Si un infecté avait décidé de se jeter sur nous à toute allure, il nous attendrait facilement. Il n'aurait qu'à se pencher sur la remorque et à donner un grand coup de dents dans la chair juteuse de Gerry. Clac ! Un coup dans le moelleux et ce serait terminé. Ce serait comme mordre dans une crème brûlée, parfumée à la sueur et à l'angoisse. Hum, voilà qui ne devait pas être mauvais... Fondant, surtout...


Tout mon corps fut brutalement projeté en avant et je me réveillai dans un cri de surprise. Putain, quel choc ! La ceinture de sécurité absorba le reste de l'énergie cinétique et me renvoya contre le dossier de mon siège. Pris de panique, j'agrippai la jambe de mon voisin de gauche, Rick, qui ne réagit même pas.

— Qu'est-ce que c'est ? Lâchai-je d'une voix plus rauque que prévu.

— Chut. Tu t'es endormi, on vient de piler. Pas un bruit.


Je tournai la tête, réalisant en faisant cela que mon cou était complètement endolori. Même s'il n'avait pas été violent, ce mouvement de nuque m'arracha un grognement d'exaspération et de douleur. Il faisait toujours nuit. L'horloge digitale éclairait faiblement l'habitacle, me précisant même qu'il était quatre heures du matin. Le soulagement fut la première idée qui me vint à l'esprit : bientôt, le jour reviendrait et tout serait moins inquiétant. Moins sordide et moins terrifiant.


Et puis, mon cerveau se remit à fonctionner et se demanda ensuite : Pourquoi avons-nous pilé ? J'allais le demander à Rick, lorsque je les vis.

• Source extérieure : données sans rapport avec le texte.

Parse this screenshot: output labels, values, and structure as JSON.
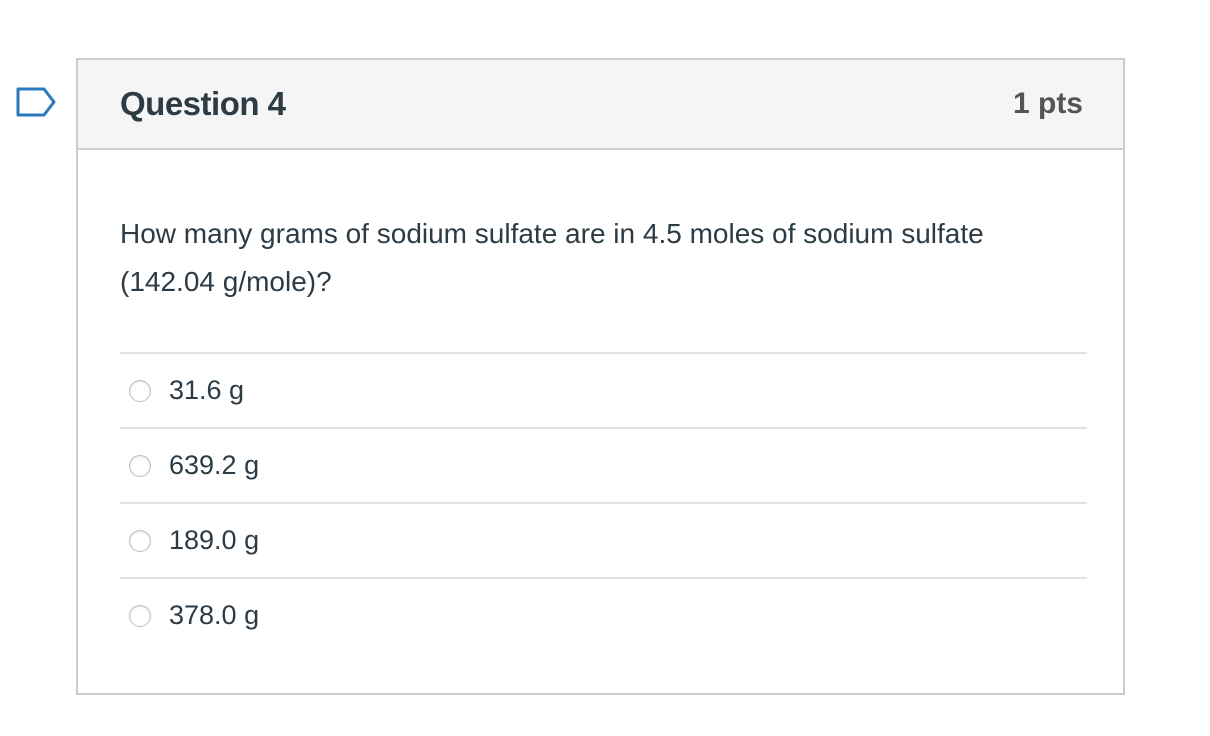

Je pense que nous étions sur une route départementale car sinon, les barrières de sécurité auraient empêché ces deux vaches de bondir sur la route. Rick et Edwin les avaient vues arriver sur le bas-côté. Elles déboulèrent sur le bitume à quelques mètres de nous, poussant des mugissements venus de l'enfer. L'une d'elle avait le flanc en sang, et presque plus de pis. Ils étaient réduits à de sanguinolents lambeaux de chair. L'autre donnait à présent de furieux coups de sabots en direction d'une masse sombre dont nous ne distinguions pas encore les contours.


— Ce sont des chiens, murmura Edwin de manière presque inaudible.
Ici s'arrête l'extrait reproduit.